413 U.S. at 25, 93 S.Ct. at 2615.

The defendant contends that subsections (2)(a)(1) and (2)(a)(2) of the statute fail to incorporate the three-part Miller test, all of which must be satisfied before any material is found to be obscene. The defendant's reliance on Miller is misplaced because the statute in question does not proscribe constitutionally protected speech or activities, but prohibits specific conduct relating to minors. "(S)tates have greater power to regulate nonverbal, physical conduct than to suppress depictions or descriptions of the same behavior." 413 U.S. at 26, 93 S.Ct. at 2616.

The well-being of children is a subject within the state's constitutional power to regulate. Ginsburg v. New York, 390 U.S. 629, 88 S.Ct. 1274, 20 L.Ed.2d 195 (1968). A state may adopt more stringent controls on communicative materials available to minors than on those available to adults. Erzoznick v. City of Jacksonville, 422 U.S. 205, 95 S.Ct. 2268, 45 L.Ed.2d 125 (1975).

In United States v. O'Brien, 391 U.S. 367, 377, 88 S.Ct. 1673, 1679, 20 L.Ed.2d 672 (1968), a case not dealing with obscenity, the United States Supreme Court held that a state regulation of conduct embodying both speech and nonspeech elements is sufficiently justified if it furthers an important or substantial governmental interest, if the governmental interest is unrelated to the suppression of free expression, and if the incidental restriction on alleged First Amendment freedoms is no greater than is essential to the furtherance of that interest.

The legislature has exercised its constitutional power to regulate in several areas for the well-being of its children. Activities such as gambling or purchasing alcoholic beverages are permitted for adults, but are prohibited for minors.

Acting within their constitutional powers and duties, the legislature enacted sections 847.014(2)(a)(1) and (2)(a)(2), to protect minors from conduct they determined to be harmful. "The Legislature has a great deal of discretion in determining what measures are necessary for the public's protection, and this Court will not, and may not, substitute its judgment for that of the Legislature insofar as the wisdom or policy of the act is concerned." Hamilton v. State, 366 So.2d 8, 10 (Fla.1978).

In deciding whether a statute is constitutional, every presumption is to be indulged in favor of the validity of the statute. Golden v. McCarty, 337 So.2d 388 (Fla.1976). The defendant contends that "sexual conduct," "sexual excitement," and "sadomasochistic abuse" as defined by sections 847.014(1) (c)-(e) are overbroad.

Embedded in the traditional rules governing constitutional adjudication is the principle that a person to whom a statute may constitutionally be applied will not be heard to challenge that statute on the ground that it may conceivably be applied unconstitutionally to others, in other situations not before the Court.

Broadrick v.

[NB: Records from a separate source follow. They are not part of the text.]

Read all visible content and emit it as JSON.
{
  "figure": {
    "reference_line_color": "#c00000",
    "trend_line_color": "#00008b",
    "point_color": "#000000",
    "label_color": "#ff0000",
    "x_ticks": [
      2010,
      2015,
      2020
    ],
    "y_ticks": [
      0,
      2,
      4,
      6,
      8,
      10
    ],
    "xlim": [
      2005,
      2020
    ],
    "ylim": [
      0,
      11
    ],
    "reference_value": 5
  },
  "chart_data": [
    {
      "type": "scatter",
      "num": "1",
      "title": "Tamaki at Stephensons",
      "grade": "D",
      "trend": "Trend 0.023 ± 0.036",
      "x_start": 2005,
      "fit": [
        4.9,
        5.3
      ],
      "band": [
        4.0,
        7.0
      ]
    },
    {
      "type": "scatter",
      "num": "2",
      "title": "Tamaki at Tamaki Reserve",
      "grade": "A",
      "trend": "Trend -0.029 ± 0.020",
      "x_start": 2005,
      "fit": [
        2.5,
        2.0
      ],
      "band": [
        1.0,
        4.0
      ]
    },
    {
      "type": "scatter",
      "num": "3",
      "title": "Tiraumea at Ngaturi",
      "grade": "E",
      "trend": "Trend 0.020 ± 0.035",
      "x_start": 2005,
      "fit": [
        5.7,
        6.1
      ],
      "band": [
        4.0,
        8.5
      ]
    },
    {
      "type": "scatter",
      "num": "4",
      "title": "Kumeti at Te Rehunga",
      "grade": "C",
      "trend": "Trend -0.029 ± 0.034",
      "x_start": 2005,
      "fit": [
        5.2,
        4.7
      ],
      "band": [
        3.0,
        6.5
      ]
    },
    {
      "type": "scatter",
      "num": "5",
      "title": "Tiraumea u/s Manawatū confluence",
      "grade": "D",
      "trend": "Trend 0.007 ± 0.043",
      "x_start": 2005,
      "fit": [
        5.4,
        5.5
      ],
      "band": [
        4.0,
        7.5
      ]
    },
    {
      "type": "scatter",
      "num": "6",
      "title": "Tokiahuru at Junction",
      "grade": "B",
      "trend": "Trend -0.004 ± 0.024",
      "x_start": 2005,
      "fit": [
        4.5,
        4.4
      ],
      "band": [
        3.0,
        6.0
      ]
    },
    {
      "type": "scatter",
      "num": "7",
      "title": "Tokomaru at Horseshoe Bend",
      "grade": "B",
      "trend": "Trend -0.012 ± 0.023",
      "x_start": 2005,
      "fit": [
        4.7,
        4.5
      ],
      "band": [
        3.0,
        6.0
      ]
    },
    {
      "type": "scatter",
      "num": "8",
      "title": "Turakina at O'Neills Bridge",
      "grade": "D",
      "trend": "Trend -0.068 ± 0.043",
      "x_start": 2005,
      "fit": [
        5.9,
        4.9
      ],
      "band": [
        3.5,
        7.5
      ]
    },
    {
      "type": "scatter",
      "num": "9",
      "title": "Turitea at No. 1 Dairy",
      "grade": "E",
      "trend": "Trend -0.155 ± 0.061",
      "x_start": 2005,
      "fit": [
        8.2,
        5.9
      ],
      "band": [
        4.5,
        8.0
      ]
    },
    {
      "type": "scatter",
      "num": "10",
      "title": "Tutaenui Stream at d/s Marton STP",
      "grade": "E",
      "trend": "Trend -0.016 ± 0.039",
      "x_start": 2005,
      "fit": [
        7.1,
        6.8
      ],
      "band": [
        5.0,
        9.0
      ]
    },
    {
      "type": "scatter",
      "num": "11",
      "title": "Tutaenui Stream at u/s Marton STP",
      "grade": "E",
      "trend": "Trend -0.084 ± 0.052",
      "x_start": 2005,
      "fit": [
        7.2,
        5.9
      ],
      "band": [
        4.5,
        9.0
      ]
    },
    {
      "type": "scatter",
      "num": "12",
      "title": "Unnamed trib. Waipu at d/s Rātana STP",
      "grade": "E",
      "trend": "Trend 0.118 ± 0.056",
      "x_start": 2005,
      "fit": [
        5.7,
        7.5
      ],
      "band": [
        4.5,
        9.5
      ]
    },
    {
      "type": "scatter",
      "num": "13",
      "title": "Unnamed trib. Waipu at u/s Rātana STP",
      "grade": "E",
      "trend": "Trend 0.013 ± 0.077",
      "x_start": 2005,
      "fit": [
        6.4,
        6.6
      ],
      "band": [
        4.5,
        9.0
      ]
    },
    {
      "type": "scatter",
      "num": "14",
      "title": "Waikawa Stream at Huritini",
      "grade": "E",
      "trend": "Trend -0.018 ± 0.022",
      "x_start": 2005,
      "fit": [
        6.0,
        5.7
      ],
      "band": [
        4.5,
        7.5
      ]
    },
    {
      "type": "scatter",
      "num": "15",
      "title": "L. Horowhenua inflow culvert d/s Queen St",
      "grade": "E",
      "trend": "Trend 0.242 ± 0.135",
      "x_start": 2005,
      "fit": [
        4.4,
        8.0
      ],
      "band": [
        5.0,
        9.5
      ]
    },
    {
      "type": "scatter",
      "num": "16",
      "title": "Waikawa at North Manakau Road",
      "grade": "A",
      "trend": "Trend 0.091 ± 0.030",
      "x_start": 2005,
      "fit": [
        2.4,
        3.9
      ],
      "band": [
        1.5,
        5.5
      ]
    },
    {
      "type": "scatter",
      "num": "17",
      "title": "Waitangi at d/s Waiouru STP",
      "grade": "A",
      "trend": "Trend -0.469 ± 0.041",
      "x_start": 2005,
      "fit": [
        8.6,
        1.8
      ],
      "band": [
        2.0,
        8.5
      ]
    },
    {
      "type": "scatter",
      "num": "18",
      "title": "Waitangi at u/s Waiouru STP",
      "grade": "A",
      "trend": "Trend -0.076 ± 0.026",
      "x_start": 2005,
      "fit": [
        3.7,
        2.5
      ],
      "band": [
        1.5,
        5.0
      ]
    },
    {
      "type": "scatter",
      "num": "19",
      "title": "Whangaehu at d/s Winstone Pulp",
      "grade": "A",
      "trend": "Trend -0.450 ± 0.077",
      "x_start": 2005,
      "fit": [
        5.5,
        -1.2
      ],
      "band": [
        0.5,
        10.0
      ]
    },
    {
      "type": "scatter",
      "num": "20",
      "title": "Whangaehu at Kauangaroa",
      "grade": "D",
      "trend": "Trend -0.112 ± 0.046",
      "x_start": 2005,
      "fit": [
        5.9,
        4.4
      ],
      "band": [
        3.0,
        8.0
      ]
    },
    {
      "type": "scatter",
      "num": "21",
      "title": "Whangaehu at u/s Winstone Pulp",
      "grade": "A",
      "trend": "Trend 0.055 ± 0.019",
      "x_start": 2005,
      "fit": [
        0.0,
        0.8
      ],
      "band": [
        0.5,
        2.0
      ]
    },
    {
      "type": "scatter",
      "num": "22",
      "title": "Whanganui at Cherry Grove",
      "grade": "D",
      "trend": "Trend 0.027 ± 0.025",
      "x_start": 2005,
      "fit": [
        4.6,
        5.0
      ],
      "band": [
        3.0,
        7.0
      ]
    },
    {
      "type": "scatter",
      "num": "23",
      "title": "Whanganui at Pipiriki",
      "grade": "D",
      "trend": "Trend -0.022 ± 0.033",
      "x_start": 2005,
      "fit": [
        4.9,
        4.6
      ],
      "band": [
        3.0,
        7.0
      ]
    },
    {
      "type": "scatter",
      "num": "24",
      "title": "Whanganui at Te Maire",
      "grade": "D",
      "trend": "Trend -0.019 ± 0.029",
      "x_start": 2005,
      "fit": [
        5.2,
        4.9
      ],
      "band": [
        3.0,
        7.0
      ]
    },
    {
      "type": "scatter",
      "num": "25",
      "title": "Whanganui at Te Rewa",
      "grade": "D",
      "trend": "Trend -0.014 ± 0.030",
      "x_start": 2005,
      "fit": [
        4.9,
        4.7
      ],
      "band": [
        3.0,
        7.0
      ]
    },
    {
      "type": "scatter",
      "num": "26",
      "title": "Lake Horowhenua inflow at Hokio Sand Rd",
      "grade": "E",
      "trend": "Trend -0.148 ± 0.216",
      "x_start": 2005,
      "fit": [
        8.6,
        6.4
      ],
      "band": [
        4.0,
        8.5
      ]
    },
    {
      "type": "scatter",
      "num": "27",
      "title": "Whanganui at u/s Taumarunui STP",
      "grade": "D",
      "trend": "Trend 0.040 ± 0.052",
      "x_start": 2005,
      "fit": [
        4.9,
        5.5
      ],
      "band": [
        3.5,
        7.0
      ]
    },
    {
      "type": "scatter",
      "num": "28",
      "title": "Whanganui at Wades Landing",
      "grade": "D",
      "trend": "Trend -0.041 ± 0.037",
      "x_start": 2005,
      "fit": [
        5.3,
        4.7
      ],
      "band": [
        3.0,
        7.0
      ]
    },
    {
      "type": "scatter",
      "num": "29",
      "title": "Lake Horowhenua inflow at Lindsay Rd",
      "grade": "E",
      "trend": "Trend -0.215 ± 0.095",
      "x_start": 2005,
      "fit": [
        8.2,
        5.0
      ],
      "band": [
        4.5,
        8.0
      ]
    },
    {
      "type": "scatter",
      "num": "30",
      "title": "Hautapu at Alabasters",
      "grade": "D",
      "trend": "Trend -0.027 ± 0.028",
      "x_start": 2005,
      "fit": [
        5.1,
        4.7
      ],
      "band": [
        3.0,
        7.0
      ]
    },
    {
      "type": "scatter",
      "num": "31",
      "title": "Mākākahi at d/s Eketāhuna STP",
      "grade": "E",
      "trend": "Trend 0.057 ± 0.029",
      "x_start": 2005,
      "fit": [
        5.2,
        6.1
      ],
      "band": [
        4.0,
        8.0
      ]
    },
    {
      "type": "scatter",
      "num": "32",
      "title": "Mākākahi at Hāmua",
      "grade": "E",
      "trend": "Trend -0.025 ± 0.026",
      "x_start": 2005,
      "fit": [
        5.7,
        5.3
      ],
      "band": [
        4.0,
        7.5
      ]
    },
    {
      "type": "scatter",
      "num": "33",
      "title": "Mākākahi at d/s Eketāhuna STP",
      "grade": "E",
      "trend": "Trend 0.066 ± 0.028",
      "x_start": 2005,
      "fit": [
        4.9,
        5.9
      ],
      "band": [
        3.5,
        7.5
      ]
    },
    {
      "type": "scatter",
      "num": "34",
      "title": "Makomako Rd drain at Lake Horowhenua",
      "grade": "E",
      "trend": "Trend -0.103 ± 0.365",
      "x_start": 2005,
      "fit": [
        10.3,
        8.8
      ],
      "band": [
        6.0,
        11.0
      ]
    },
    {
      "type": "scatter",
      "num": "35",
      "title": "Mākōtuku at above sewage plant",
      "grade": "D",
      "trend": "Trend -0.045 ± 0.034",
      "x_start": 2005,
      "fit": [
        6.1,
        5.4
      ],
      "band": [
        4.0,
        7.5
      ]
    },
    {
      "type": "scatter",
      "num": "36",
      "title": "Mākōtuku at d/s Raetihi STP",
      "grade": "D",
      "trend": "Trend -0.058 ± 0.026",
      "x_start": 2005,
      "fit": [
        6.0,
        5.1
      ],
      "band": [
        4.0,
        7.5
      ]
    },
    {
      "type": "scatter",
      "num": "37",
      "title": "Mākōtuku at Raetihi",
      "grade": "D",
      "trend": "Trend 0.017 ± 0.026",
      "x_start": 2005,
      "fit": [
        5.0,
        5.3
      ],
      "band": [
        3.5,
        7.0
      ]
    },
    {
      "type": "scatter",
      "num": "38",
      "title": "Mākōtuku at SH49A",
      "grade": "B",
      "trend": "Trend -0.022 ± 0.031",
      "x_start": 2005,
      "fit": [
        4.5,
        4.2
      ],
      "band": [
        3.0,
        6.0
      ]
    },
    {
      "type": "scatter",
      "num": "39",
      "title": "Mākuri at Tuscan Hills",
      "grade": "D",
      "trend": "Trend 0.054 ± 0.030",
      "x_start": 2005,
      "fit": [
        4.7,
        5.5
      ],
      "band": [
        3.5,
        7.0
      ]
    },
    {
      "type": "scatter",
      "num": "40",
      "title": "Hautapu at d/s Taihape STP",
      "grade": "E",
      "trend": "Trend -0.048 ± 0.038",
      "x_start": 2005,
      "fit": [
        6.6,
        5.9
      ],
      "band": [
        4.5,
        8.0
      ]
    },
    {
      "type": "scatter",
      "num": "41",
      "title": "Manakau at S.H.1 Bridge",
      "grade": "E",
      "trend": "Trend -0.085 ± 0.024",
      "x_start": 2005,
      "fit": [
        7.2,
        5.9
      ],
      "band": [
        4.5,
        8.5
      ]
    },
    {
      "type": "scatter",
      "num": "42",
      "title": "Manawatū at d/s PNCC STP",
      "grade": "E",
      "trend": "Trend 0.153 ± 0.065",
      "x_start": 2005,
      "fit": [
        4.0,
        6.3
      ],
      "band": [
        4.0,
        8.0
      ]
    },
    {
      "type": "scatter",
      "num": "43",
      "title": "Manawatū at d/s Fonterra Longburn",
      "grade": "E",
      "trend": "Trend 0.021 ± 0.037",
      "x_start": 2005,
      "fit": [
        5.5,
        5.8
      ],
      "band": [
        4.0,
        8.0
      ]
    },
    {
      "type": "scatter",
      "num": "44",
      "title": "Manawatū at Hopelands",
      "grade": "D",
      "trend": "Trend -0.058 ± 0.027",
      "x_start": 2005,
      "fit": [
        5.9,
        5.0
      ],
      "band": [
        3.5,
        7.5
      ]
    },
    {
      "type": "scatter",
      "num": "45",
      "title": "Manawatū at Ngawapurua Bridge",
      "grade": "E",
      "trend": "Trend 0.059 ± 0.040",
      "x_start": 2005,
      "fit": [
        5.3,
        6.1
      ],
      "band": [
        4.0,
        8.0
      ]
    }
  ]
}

Oklahoma, 413 U.S. 601, 610, 93 S.Ct. 2908, 2914, 37 L.Ed.2d 830 (1973).

(W)here conduct and not merely speech is involved, we believe that the overbreadth of a statute must not only be real, but substantial as well, judged in relation to the statute's plainly legitimate sweep.

413 U.S. at 615, 93 S.Ct. at 2917.

It has long been recognized that the First Amendment needs breathing space and that statutes attempting to restrict or burden the exercise of First Amendment rights must be narrowly drawn and represent a considered legislative judgment that a particular mode of expression has to give way to other compelling needs of society. As a corollary, the Court has altered its traditional rules of standing to permit in the First Amendment area "attacks on overly broad statutes with no requirement that the person making the attack demonstrate that his own conduct could not be regulated by a statute drawn with the requisite narrow specificity." Dombrowski v. Pfister, 380 U.S. (479) at 486 (85 S.Ct. 1116 at 1120, 14 L.Ed.2d 22). (1965) (Citations omitted.)

413 U.S. at 611-12, 93 S.Ct. at 2915-16.